En “Este Libro Vale un Cadáver” un padre se pasa ensimismado tratando de entender la repentina muerte de su hijo con quien siempre tuvo una relación distante. Verlo muerto y a la vez sentirle distancia. Sentir una suerte de descanso después de la desaparición de un pendejo insoportable.

¿Qué es ser padre? ¿Mejor no ser padre? La sensación poco exacta de estar vivo a partir de la realidad de una muerte.
Así nos habla Lillo, desde la bilis, desde el tiempo agotado; desde los laberintos interiores de personajes que ni siquiera saben que desean salir de sí mismos.

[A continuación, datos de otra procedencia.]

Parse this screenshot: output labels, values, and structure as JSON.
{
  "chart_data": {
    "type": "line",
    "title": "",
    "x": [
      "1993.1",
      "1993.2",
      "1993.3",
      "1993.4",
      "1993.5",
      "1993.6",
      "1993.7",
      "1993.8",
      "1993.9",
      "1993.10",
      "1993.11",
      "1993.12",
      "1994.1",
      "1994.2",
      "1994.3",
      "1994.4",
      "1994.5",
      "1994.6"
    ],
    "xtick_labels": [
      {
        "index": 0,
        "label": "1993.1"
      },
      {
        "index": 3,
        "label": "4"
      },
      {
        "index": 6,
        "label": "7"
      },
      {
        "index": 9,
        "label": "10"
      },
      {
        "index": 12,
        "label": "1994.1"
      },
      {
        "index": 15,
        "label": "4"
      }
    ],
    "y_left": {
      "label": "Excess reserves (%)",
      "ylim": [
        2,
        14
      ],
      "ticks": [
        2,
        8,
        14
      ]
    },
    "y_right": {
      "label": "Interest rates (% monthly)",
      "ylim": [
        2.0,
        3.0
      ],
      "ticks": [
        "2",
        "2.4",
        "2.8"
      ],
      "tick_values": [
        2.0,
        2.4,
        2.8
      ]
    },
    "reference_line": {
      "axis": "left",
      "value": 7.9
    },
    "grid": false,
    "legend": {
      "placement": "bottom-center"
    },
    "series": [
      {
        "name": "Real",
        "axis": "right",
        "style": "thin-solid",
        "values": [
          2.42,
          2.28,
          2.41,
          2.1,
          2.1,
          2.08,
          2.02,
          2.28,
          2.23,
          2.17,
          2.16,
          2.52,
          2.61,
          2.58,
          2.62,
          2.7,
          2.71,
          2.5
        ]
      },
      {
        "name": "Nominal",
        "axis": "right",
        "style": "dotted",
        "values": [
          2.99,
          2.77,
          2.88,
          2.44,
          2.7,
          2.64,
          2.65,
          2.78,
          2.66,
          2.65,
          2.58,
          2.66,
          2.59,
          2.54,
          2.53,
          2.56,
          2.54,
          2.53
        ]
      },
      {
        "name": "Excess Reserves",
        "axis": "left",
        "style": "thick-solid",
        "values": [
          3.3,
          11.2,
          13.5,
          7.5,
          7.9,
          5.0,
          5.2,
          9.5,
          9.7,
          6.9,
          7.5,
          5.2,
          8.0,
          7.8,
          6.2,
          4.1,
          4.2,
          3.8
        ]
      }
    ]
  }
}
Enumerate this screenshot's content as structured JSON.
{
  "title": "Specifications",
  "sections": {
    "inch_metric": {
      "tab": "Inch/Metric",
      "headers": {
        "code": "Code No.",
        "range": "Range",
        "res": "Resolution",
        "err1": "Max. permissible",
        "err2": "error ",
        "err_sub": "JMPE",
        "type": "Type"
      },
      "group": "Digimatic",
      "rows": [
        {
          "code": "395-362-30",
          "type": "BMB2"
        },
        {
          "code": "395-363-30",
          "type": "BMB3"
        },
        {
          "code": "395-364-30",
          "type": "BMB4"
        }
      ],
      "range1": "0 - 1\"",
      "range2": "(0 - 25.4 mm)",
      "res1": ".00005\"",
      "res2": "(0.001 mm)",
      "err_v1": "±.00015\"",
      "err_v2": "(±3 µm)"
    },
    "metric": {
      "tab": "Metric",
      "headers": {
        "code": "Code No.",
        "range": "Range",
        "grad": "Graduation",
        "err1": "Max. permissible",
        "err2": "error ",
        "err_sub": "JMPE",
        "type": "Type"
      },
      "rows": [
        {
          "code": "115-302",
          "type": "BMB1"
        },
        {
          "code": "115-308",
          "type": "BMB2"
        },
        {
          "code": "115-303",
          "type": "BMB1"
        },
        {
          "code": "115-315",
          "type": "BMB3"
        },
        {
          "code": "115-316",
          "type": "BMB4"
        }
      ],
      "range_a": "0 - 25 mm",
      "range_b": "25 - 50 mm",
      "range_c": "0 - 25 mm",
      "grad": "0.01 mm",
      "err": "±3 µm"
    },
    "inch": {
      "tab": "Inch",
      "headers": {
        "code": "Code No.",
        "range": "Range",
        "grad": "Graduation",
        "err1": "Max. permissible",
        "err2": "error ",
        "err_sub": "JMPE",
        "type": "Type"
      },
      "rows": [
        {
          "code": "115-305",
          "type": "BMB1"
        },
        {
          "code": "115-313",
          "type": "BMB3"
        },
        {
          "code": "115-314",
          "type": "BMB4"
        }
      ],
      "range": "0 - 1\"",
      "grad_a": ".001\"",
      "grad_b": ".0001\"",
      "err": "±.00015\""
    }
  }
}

Un vendedor de libros que fuma y bebe con el mismo ritmo pausado que cuenta sus historias (i)reales. Un cesante hambriento que descubre la felicidad en sacarle sonrisas a un niño inválido. Un boxeador extraviado en la infidelidad de su mujer que a sus espaldas es atravesada por un alumno del propio “40 Caballos”, como le conocían en el ring. Un pendejo flaco y ojeroso que daría lo que fuera por devorar a su tía joven desde la punta de los pies hasta la ferocidad de la boca de esa mujer infinita. Una familia que inventa un rito en medio de la soledad pesada del cementerio, de la soledad pesada de sus vidas. Un niño cuyas historias hacen babear al barrio. Una pareja hastiada que se inventa un viaje absurdo para escupirse en la cara todos los reproches mientras las ballenas hacen lo suyo en el agua. Una niña terminal que mira con los ojos redondos a un escolar que ha ido a tratar de salvarle la vida con sus imaginaciones. Un hijo que se encuentra con su madre en un video club después de décadas del abandono de esa mujer de lentes negros, nuevo amante y cero compasiones.

Personajes. Personajes enteros inmortalizados en las páginas de Marcelo Lillo. Personajes que parecen hablarnos. Personajes aplastados por el peso gris de la memoria, el cansancio y el sinsentido. ¿Serán los fantasmas que acompañan a Lillo en medio de la lluvia sureña?